Proactive loss control measures in hiring should include:

  • Post-offer, pre-placement physical exams, especially for physically demanding job positions.
  • Written job descriptions that detail the physical aspect of the work tasks. 
  • New employee orientation and training on the equipment and tools associated with the job, emergency evacuation routes, location of first-aid kits, MSDSs, and items such as fire extinguishers. 

Most occupational health providers offer pre-placement physicals for a nominal fee. These are designed to determine the functional capacity of the individual.  The written job description stipulating physical demands can also be used in determining light duty activities for an injured employee with temporary work restrictions. 

Use of an orientation checklist while showing the new hire the safety features of the workplace can serve as documentation of the facility safety tour. 

As a timesaver, MEMIC has assembled a number of training checklists including an employee safety orientation form in the on-line MEMIC Safety Director resource library.  (Note: MEMIC Safety Director requires user registration and is exclusively for MEMIC customers.) For additional resources on hiring practices, click on the Human Resources link under the bold heading Action Plans on the Safety Director’s home page. 

Stay SAFE from the Winter Slip & Fall

Koch Peter 2 Posted by Peter Koch

It lurks around many a corner, on stairs, down drives, and walkways.  It does not discriminate, taking down men and women of all ages and occupations.  And it doesn’t care about an individual’s physical ability.  Feeding on snow and ice, its tendrils spread to entangle the unwary, putting them flat on their back.  What is this terrible scourge?  The Winter Slip and Fall.

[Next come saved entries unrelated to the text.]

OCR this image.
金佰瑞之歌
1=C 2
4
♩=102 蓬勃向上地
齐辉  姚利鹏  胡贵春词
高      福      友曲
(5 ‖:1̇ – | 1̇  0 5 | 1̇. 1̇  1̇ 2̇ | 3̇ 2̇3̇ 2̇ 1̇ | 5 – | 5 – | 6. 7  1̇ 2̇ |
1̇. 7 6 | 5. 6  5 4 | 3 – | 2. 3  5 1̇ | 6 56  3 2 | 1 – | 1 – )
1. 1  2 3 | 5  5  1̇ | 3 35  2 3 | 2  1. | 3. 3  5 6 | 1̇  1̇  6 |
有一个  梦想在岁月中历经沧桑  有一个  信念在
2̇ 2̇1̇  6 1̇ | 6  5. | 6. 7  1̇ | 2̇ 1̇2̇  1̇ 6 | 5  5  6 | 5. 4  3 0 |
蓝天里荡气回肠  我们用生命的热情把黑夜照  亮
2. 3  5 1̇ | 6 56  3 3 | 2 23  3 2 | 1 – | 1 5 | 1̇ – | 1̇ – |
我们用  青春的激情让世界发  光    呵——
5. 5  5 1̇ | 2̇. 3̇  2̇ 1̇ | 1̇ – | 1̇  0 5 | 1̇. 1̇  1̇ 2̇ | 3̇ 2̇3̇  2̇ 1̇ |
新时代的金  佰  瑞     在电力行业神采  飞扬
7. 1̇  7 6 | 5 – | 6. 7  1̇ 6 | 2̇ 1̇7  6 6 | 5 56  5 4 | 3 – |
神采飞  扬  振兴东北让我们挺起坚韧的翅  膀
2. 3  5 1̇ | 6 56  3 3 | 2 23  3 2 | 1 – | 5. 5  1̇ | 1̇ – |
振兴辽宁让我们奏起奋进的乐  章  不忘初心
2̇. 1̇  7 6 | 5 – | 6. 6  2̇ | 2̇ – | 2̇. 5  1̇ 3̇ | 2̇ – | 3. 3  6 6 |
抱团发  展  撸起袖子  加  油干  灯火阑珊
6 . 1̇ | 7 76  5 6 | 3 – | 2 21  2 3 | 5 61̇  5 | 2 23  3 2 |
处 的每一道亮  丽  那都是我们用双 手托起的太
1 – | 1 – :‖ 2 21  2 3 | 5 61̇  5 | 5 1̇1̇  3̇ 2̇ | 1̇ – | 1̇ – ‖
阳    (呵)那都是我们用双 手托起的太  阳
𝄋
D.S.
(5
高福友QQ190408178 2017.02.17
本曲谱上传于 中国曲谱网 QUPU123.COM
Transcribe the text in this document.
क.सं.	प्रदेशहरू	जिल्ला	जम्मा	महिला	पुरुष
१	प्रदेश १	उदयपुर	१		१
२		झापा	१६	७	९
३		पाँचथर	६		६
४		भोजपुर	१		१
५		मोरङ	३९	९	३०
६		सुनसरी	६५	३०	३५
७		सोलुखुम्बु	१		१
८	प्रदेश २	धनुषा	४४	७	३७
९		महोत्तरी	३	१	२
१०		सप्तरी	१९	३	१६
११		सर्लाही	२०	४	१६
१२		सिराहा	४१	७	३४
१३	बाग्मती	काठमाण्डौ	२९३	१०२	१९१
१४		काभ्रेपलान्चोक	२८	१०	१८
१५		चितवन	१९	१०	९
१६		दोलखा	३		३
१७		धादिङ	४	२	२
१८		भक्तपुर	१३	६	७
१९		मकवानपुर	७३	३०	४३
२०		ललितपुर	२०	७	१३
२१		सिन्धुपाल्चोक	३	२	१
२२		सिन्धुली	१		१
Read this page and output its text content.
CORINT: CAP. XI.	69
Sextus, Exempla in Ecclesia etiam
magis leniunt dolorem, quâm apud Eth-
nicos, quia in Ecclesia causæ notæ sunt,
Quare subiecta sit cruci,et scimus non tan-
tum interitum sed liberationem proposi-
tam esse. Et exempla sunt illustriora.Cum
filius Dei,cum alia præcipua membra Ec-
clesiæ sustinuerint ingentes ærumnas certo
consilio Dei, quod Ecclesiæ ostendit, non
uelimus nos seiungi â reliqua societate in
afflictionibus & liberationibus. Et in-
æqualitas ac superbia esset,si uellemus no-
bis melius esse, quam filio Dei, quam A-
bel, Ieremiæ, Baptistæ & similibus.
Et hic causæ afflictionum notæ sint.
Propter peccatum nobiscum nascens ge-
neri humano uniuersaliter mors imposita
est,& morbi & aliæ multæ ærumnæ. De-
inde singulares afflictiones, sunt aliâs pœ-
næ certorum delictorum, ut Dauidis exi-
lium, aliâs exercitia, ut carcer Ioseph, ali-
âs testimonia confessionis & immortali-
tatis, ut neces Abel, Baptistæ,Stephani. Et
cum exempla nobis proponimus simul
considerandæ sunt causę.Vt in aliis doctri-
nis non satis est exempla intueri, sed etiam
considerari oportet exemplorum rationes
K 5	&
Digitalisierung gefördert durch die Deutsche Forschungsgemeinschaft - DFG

According to the US Bureau of Labor and Statistics, slip and falls are the third leading cause of workplace injuries and our recent winter weather has only served to increase the tally.   Even though slip and falls are frequent, they don’t have to be an inevitable result of winter weather. 

Generally, a lack of awareness (of slippery or icy conditions) and behavior, are the leading contributors to slips and falls, and the best prevention fits into four areas that can be recalled with the acronym SAFE:

  • Surface – Maintain the surface for the weather and anticipated foot traffic.  Be sure the area is lit properly and that snow removal equipment and sand or salt are readily available.
  • Awareness – Slow down, don’t be in a hurry.  Practice walking safely: shorten your stride and keep a larger portion of your footwear sole in contact with the surface during each step.
  • Footwear – Wear proper footwear for the anticipated conditions.  Wear boots to work and change at the office.  Get traction enhancers like Stabil-Icers or YakTrax to slip over shoes.
  • Environment - When the weather is inclement and temperatures are dropping below freezing, slow the pace of work to allow for better situational and hazard awareness.  Look for low spots or high-traffic areas – where ice can build up – especially when the ground is covered with that initial, light “dusting” of snow.

Keep SAFE-ty in mind, to stay on your feet this winter, and avoid the Winter Slip and Fall.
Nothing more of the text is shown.